Lessons Learned From The Otter
2019-08-22 04:25:00 +0000 - Written by Carl Burks
I’ve been working on a not so secret project Octotter. It isn’t a search engine, it goes back to the roots of the web.
I didn’t want a search engine. I wanted a categorized collection I could browse. Google doesn’t solve my wish to virtually walk through a library and look at the shelves and grab a book. The casual browsing and looking through the spines and grabbing a “book” and thumbing the pages completes the story. It is a collection of links.
One of the problems with collections is they go stale. As I’ve been looking at others who have gone before I see the problem. It is one of a lack of community. If you are using humans to collect the links and catagorize the links, then you must have… Humans! I chatted with one of my long time friends and coworkers. They suggested I do what all the cool kids are doing, and replace the humans.
I’ve identified the tasks the humans solve:
- Finding the content
- Identifying and categorizing the content
- Filtering out the paywalls, the over advertised, and the low quality, non-entertaining links
The first of these problems is a basic spider. There isn’t much need to reinvent the wheel. Lots of spiders have been written, building one should be doable. Borrowing one would be better. Hooking into a prebuilt cache of sites would be even better.
The next problem is categorizing the content. Google has tools for this. There even a webservice call for it. The python libraries didn’t work or want to install. More on this later. There are lots of natural language tools for building this sort of thing. Several guides, but once again I will talk more on that shortly.
The last is filtering out the garbage. Just because the site has what you want doesn’t mean it is usable. I haven’t gotten to figure this bit out because I’m still one problem two. If I can’t get the categorizing just right then the filtering is kind of pointless.
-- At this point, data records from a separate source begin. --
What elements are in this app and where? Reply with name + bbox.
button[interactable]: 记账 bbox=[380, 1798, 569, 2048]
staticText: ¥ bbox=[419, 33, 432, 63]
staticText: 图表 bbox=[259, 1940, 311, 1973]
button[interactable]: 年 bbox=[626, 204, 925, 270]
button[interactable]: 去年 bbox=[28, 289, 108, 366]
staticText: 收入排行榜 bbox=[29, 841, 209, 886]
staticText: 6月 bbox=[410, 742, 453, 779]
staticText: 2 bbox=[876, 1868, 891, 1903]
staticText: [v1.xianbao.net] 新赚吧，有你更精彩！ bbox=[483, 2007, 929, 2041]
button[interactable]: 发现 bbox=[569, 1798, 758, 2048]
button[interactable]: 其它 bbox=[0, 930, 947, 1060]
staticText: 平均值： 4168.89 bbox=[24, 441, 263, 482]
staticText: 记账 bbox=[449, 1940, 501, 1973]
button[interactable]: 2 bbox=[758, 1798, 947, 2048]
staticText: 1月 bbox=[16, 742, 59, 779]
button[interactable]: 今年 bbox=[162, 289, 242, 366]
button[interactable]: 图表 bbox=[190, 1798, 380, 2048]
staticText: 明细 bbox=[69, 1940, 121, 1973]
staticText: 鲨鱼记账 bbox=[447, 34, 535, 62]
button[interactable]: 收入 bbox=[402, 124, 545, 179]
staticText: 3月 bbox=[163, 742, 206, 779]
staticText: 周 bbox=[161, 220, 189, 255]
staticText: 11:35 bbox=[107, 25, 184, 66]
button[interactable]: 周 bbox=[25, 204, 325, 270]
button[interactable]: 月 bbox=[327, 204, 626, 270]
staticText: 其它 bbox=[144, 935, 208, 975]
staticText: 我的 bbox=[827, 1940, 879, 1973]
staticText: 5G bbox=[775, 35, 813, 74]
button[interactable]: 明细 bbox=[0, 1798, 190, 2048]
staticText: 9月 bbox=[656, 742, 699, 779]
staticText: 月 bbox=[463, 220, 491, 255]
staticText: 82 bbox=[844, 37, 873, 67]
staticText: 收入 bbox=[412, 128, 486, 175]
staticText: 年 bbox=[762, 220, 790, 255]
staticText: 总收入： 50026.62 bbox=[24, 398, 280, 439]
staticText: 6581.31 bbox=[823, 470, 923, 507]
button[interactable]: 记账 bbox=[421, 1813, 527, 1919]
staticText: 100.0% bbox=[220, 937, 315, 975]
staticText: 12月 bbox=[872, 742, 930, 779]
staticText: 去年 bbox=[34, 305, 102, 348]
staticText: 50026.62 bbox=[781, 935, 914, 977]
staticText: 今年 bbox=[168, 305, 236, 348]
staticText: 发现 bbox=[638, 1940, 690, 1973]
Circling back, I’m playing with Windows again and Python on windows has always been a hate/hate sort of thing for me. Why the the double hate, why that is one for 2.7 and one for 3.x. Well after trying to install some things and having Python, documentation, and all the slightly out of date tutorials fail horrible. Scipy didn’t want to work, gensim gave DLL errors. I tried cheating, I used the Windows Subsystem for Linux. After that things started working a little better. Here is the problem. In a guide it doesn’t say what you need to to import.
import foo from bar
Python lets you name things differently than what you would install with pip. This is a problem with more than just Python. Proper namespaces which match the installs and have version numbers in the name are important to be able to replicate a web example without a link to the source or requirements. Python has “requirements” but it isn’t as robust as package.json. Enough whining. I titled this “lessons learned”, so here we go:
- a corpus is a collection of written texts
- Windows probably isn’t robust enough for Python without the WSL
- import statements should require the name of what you would use in a package manager to add it including the version number
- tqdm is a command line package which gives a nifty command line progress menu
- gensim is a topic modelling library
- PorterStemmer from nltk.stem lets you get stems from words
- Siraj Raval talks about building an abstract
- You can get newsgroup data for training here
- GloVe gives you global vectors for Word Representation see the video by Siraj Raval
- Doc2Vec creates word embeding
- BOW is a bag of words
- CBOW is a Continuous Bag of Words
- DBOW is a Distributed Bag of Words
I also built a classifier which I will probably push up to github, but I’m on other priorities atm.